Melquíades antes de Macondo: Crónica de un alquimista errante

Melquíades antes de Macondo: Crónica de un alquimista errante

Nadie supo jamás de dónde vino Melquíades, pero en los pueblos de la costa decían que antes de llegar a Macondo había navegado los siete mares y resucitado tres veces. Algunos lo vieron en Cartagena disfrazado de pirata sirio, vendiendo mapas falsos a los marineros borrachos. Otros juraban haberlo visto en La Habana, en una biblioteca abandonada, leyendo manuscritos árabes al revés mientras fumaba un tabaco que olía a guayacán quemado.

Una mujer que vendía limones en La Vega afirmaba con terquedad que Melquíades no era un gitano, sino un dominico renegado que había huido de un convento de Salamanca con un grimorio del siglo XIII, escrito en tinta de sangre de pulpo. Nadie le creyó. Sin embargo, todo cambió cuando un comerciante de Santiago, que decía haber tenido tratos con espíritus, mostró un viejo retrato suyo: Melquíades posaba con una mirada severa, rodeado de autómatas hechos con relojes rotos y plumas de cuervo.
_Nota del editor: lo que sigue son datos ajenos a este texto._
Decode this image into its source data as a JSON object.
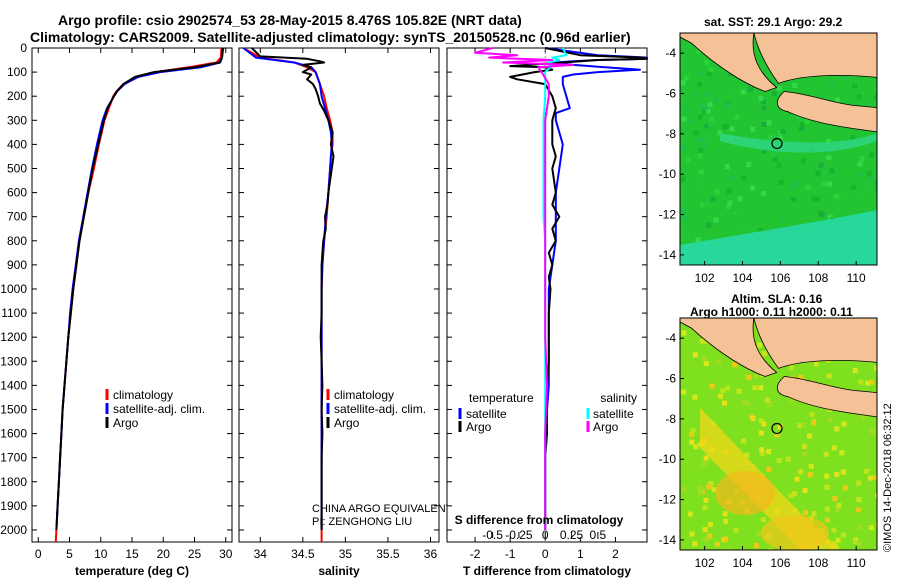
{
  "header": {
    "title_line1": "Argo profile: csio 2902574_53 28-May-2015 8.476S 105.82E (NRT data)",
    "title_line2": "Climatology: CARS2009. Satellite-adjusted climatology: synTS_20150528.nc (0.96d earlier)"
  },
  "depth_axis": {
    "ticks": [
      0,
      100,
      200,
      300,
      400,
      500,
      600,
      700,
      800,
      900,
      1000,
      1100,
      1200,
      1300,
      1400,
      1500,
      1600,
      1700,
      1800,
      1900,
      2000
    ],
    "range": [
      0,
      2050
    ]
  },
  "colors": {
    "climatology": "#ff0000",
    "satellite": "#0000ff",
    "argo": "#000000",
    "s_satellite": "#00ffff",
    "s_argo": "#ff00ff",
    "land": "#f5c196"
  },
  "chart_data": [
    {
      "type": "line",
      "xlabel": "temperature (deg C)",
      "ylabel": "",
      "xlim": [
        -1,
        31
      ],
      "ylim": [
        2050,
        0
      ],
      "xticks": [
        0,
        5,
        10,
        15,
        20,
        25,
        30
      ],
      "xtick_labels": [
        "0",
        "5",
        "10",
        "15",
        "20",
        "25",
        "30"
      ],
      "series": [
        {
          "name": "climatology",
          "depth": [
            0,
            40,
            60,
            80,
            100,
            120,
            150,
            180,
            200,
            250,
            300,
            400,
            500,
            600,
            700,
            800,
            900,
            1000,
            1100,
            1200,
            1300,
            1400,
            1500,
            1600,
            1700,
            1800,
            1900,
            2000,
            2050
          ],
          "values": [
            29.3,
            29.2,
            28.5,
            24.0,
            18.8,
            15.8,
            13.6,
            12.5,
            12.0,
            11.3,
            10.6,
            9.7,
            8.9,
            8.0,
            7.3,
            6.6,
            6.1,
            5.6,
            5.2,
            4.8,
            4.5,
            4.2,
            3.9,
            3.7,
            3.5,
            3.3,
            3.1,
            2.9,
            2.8
          ]
        },
        {
          "name": "satellite-adj. clim.",
          "depth": [
            0,
            40,
            60,
            80,
            100,
            120,
            150,
            180,
            200,
            250,
            300,
            400,
            500,
            600,
            700,
            800,
            900,
            1000,
            1100,
            1200,
            1300,
            1400,
            1500,
            1600,
            1700,
            1800,
            1900,
            2000
          ],
          "values": [
            29.6,
            29.4,
            29.1,
            26.0,
            19.5,
            16.0,
            13.8,
            12.6,
            12.1,
            11.0,
            10.3,
            9.4,
            8.6,
            7.9,
            7.2,
            6.5,
            6.0,
            5.5,
            5.1,
            4.8,
            4.5,
            4.2,
            3.9,
            3.7,
            3.5,
            3.3,
            3.1,
            2.9
          ]
        },
        {
          "name": "Argo",
          "depth": [
            0,
            40,
            60,
            80,
            100,
            120,
            150,
            180,
            200,
            250,
            300,
            400,
            500,
            600,
            700,
            800,
            900,
            1000,
            1100,
            1200,
            1300,
            1400,
            1500,
            1600,
            1700,
            1800,
            1900,
            2000
          ],
          "values": [
            29.5,
            29.4,
            29.0,
            25.0,
            18.5,
            15.5,
            13.6,
            12.6,
            12.1,
            11.1,
            10.5,
            9.6,
            8.7,
            8.0,
            7.3,
            6.6,
            6.1,
            5.6,
            5.2,
            4.8,
            4.5,
            4.2,
            3.9,
            3.7,
            3.5,
            3.3,
            3.1,
            2.9
          ]
        }
      ],
      "legend": [
        "climatology",
        "satellite-adj. clim.",
        "Argo"
      ],
      "legend_position": "lower-right"
    },
    {
      "type": "line",
      "xlabel": "salinity",
      "ylabel": "",
      "xlim": [
        33.75,
        36.1
      ],
      "ylim": [
        2050,
        0
      ],
      "xticks": [
        34,
        34.5,
        35,
        35.5,
        36
      ],
      "xtick_labels": [
        "34",
        "34.5",
        "35",
        "35.5",
        "36"
      ],
      "series": [
        {
          "name": "climatology",
          "depth": [
            0,
            40,
            60,
            80,
            100,
            150,
            200,
            250,
            300,
            350,
            400,
            450,
            500,
            600,
            700,
            800,
            900,
            1000,
            1200,
            1400,
            1600,
            1800,
            2000,
            2050
          ],
          "values": [
            33.8,
            34.0,
            34.4,
            34.55,
            34.65,
            34.7,
            34.75,
            34.78,
            34.82,
            34.85,
            34.85,
            34.83,
            34.82,
            34.8,
            34.78,
            34.75,
            34.73,
            34.72,
            34.72,
            34.72,
            34.72,
            34.72,
            34.72,
            34.72
          ]
        },
        {
          "name": "satellite-adj. clim.",
          "depth": [
            0,
            40,
            60,
            80,
            100,
            150,
            200,
            250,
            300,
            350,
            400,
            450,
            500,
            600,
            700,
            800,
            900,
            1000,
            1200,
            1400,
            1600,
            1800,
            2000
          ],
          "values": [
            33.8,
            33.95,
            34.4,
            34.6,
            34.65,
            34.7,
            34.72,
            34.76,
            34.8,
            34.83,
            34.84,
            34.83,
            34.82,
            34.8,
            34.77,
            34.75,
            34.73,
            34.72,
            34.72,
            34.72,
            34.72,
            34.72,
            34.72
          ]
        },
        {
          "name": "Argo",
          "depth": [
            0,
            35,
            45,
            55,
            60,
            70,
            80,
            90,
            100,
            110,
            130,
            150,
            170,
            200,
            230,
            260,
            300,
            350,
            400,
            450,
            500,
            550,
            600,
            650,
            700,
            750,
            800,
            850,
            900,
            1000,
            1100,
            1200,
            1300,
            1400,
            1500,
            1600,
            1700,
            1800,
            1900,
            2000
          ],
          "values": [
            33.9,
            34.0,
            34.55,
            34.7,
            34.75,
            34.5,
            34.6,
            34.55,
            34.5,
            34.6,
            34.55,
            34.62,
            34.65,
            34.68,
            34.7,
            34.75,
            34.8,
            34.85,
            34.83,
            34.86,
            34.84,
            34.82,
            34.8,
            34.79,
            34.76,
            34.77,
            34.74,
            34.73,
            34.72,
            34.72,
            34.72,
            34.71,
            34.72,
            34.73,
            34.72,
            34.73,
            34.72,
            34.72,
            34.72,
            34.72
          ]
        }
      ],
      "legend": [
        "climatology",
        "satellite-adj. clim.",
        "Argo"
      ],
      "legend_position": "lower-right",
      "annotation": [
        "CHINA ARGO EQUIVALENT",
        "PI: ZENGHONG LIU"
      ]
    },
    {
      "type": "line",
      "xlabel": "T difference from climatology",
      "xlabel_top": "S difference from climatology",
      "xlim": [
        -2.8,
        2.9
      ],
      "ylim": [
        2050,
        0
      ],
      "xticks": [
        -2,
        -1,
        0,
        1,
        2
      ],
      "xtick_labels": [
        "-2",
        "-1",
        "0",
        "1",
        "2"
      ],
      "s_xticks": [
        -1.5,
        -0.75,
        0,
        0.75,
        1.5
      ],
      "s_xtick_labels": [
        "-0.5",
        "-0.25",
        "0",
        "0.25",
        "0.5"
      ],
      "series": [
        {
          "name": "temperature satellite",
          "depth": [
            0,
            30,
            40,
            45,
            50,
            55,
            60,
            70,
            80,
            90,
            100,
            110,
            120,
            150,
            200,
            250,
            270,
            300,
            400,
            500,
            600,
            700,
            800,
            900,
            1000,
            1200,
            1400,
            1600,
            1800,
            2000
          ],
          "values": [
            0,
            1.5,
            2.9,
            2.9,
            1.5,
            0.8,
            0.3,
            0.8,
            1.7,
            2.7,
            1.5,
            0.8,
            0.5,
            0.5,
            0.6,
            0.7,
            0.3,
            0.3,
            0.5,
            0.4,
            0.3,
            0.3,
            0.3,
            0.2,
            0.1,
            0.1,
            0.1,
            0.0,
            0.0,
            0.0
          ]
        },
        {
          "name": "temperature Argo",
          "depth": [
            0,
            30,
            40,
            45,
            50,
            60,
            70,
            75,
            80,
            90,
            100,
            120,
            130,
            150,
            200,
            250,
            300,
            350,
            400,
            450,
            500,
            600,
            650,
            700,
            750,
            800,
            850,
            900,
            950,
            1000,
            1100,
            1200,
            1300,
            1400,
            1500,
            1600,
            1700,
            1800,
            1900,
            2000
          ],
          "values": [
            0,
            1.0,
            2.8,
            2.9,
            1.5,
            0.5,
            -0.5,
            -1.0,
            0.0,
            0.2,
            -0.3,
            -1.0,
            -0.8,
            0.0,
            0.2,
            0.3,
            0.2,
            0.2,
            0.2,
            0.3,
            0.2,
            0.3,
            0.2,
            0.4,
            0.2,
            0.3,
            0.1,
            0.2,
            0.1,
            0.15,
            0.1,
            0.1,
            0.1,
            0.05,
            0.05,
            0.05,
            0.0,
            0.0,
            0.0,
            0.0
          ]
        },
        {
          "name": "salinity satellite",
          "depth": [
            0,
            30,
            40,
            50,
            60,
            80,
            100,
            200,
            300,
            400,
            500,
            600,
            700,
            800,
            900,
            1000,
            1200,
            1400,
            1600,
            1800,
            2000
          ],
          "values": [
            0.5,
            0.6,
            0.2,
            0.4,
            0.1,
            0.15,
            0.0,
            0.0,
            -0.05,
            -0.05,
            -0.05,
            -0.05,
            -0.05,
            0.0,
            0.0,
            0.0,
            0.0,
            0.0,
            0.0,
            0.0,
            0.0
          ]
        },
        {
          "name": "salinity Argo",
          "depth": [
            0,
            20,
            30,
            40,
            50,
            60,
            70,
            80,
            100,
            150,
            200,
            300,
            400,
            600,
            800,
            1000,
            1200,
            1400,
            1600,
            1800,
            2000
          ],
          "values": [
            -1.5,
            -2.0,
            -0.8,
            -1.6,
            0.2,
            -1.2,
            0.8,
            -0.2,
            -0.1,
            0.1,
            0.1,
            0.0,
            0.0,
            0.0,
            0.0,
            0.0,
            0.0,
            0.05,
            0.0,
            0.0,
            0.0
          ]
        }
      ],
      "legend_temperature_title": "temperature",
      "legend_salinity_title": "salinity",
      "legend_items": [
        "satellite",
        "Argo"
      ]
    }
  ],
  "maps": {
    "sst": {
      "title": "sat. SST: 29.1 Argo: 29.2",
      "xticks": [
        "102",
        "104",
        "106",
        "108",
        "110"
      ],
      "yticks": [
        "-4",
        "-6",
        "-8",
        "-10",
        "-12",
        "-14"
      ]
    },
    "sla": {
      "title_line1": "Altim. SLA: 0.16",
      "title_line2": "Argo h1000: 0.11 h2000: 0.11",
      "xticks": [
        "102",
        "104",
        "106",
        "108",
        "110"
      ],
      "yticks": [
        "-4",
        "-6",
        "-8",
        "-10",
        "-12",
        "-14"
      ]
    },
    "lon_range": [
      100.7,
      111.1
    ],
    "lat_range": [
      -14.5,
      -3.0
    ],
    "float_position": {
      "lon": 105.82,
      "lat": -8.476
    }
  },
  "stamp": "©IMOS 14-Dec-2018 06:32:12"
}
Era un hombre que se marchaba sin despedirse y volvía como si no se hubiera ido. Llevaba los bolsillos llenos de piedras imantadas y pequeños frascos con lágrimas de santos disueltos en mercurio. Decía haber vivido en Persia durante el reinado del Sha invisible, haber escrito sonetos con tinta de sueños, y haber visto cómo los relojes se detenían durante un eclipse total en El Cairo, mientras el tiempo bostezaba.
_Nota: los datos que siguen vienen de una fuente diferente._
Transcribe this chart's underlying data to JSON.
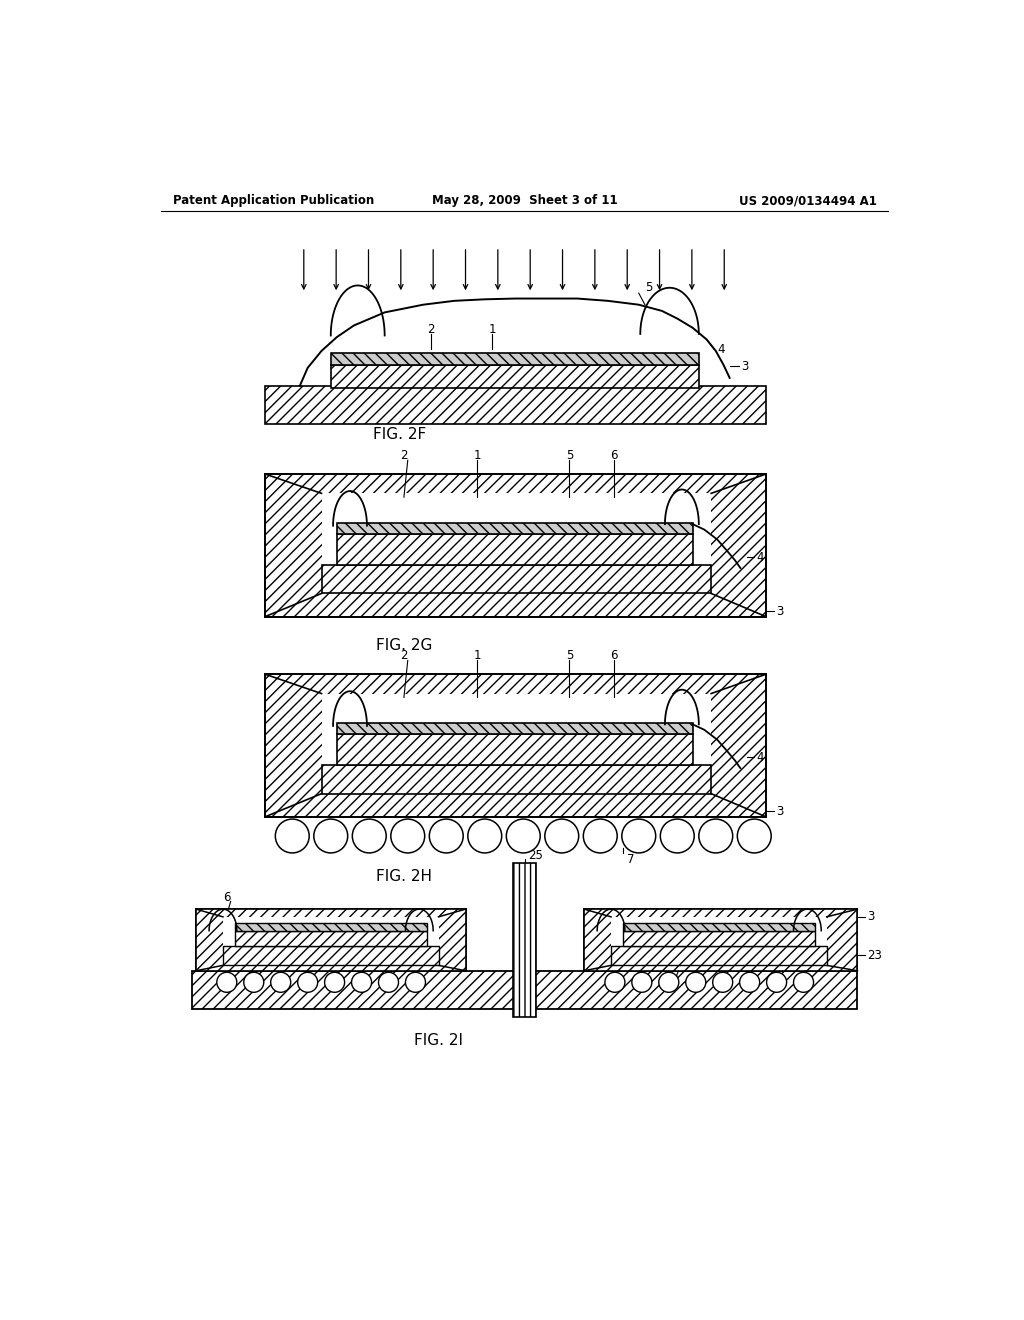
{
  "header_left": "Patent Application Publication",
  "header_mid": "May 28, 2009  Sheet 3 of 11",
  "header_right": "US 2009/0134494 A1",
  "bg_color": "#ffffff"
}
Fue en un carnaval de Barranquilla donde alguien escuchó por primera vez que Melquíades iba camino a un pueblo llamado Macondo. Decía que allí los niños aún creían en los duendes, que los muertos no sabían que estaban muertos, y que el olor del cacao recién tostado podía curar el olvido. Alguien más, un tamborero ciego de San Basilio, aseguró que Macondo era una palabra que Melquíades había inventado para no decir “paraíso”.

Su llegada a Macondo fue una repetición anticipada de su leyenda: un baúl lleno de imanes, catalejos y daguerrotipos que mostraban ciudades que aún no existían. Fundó sin querer una nueva ciencia que no servía para nada, pero que hacía soñar a los niños, y dictó pergaminos indescifrables en sánscrito para que el tiempo no se agotara.

Melquíades murió muchas veces. Pero cada vez que alguien en América Latina abre un libro de cuentos, hay quienes aseguran que se oye su risa —seca, antigua y sabia— saliendo de entre las páginas como un conjuro.

¿Existió?
Tal vez no. Pero, ¿quién en verdad existe cuando se vuelve leyenda?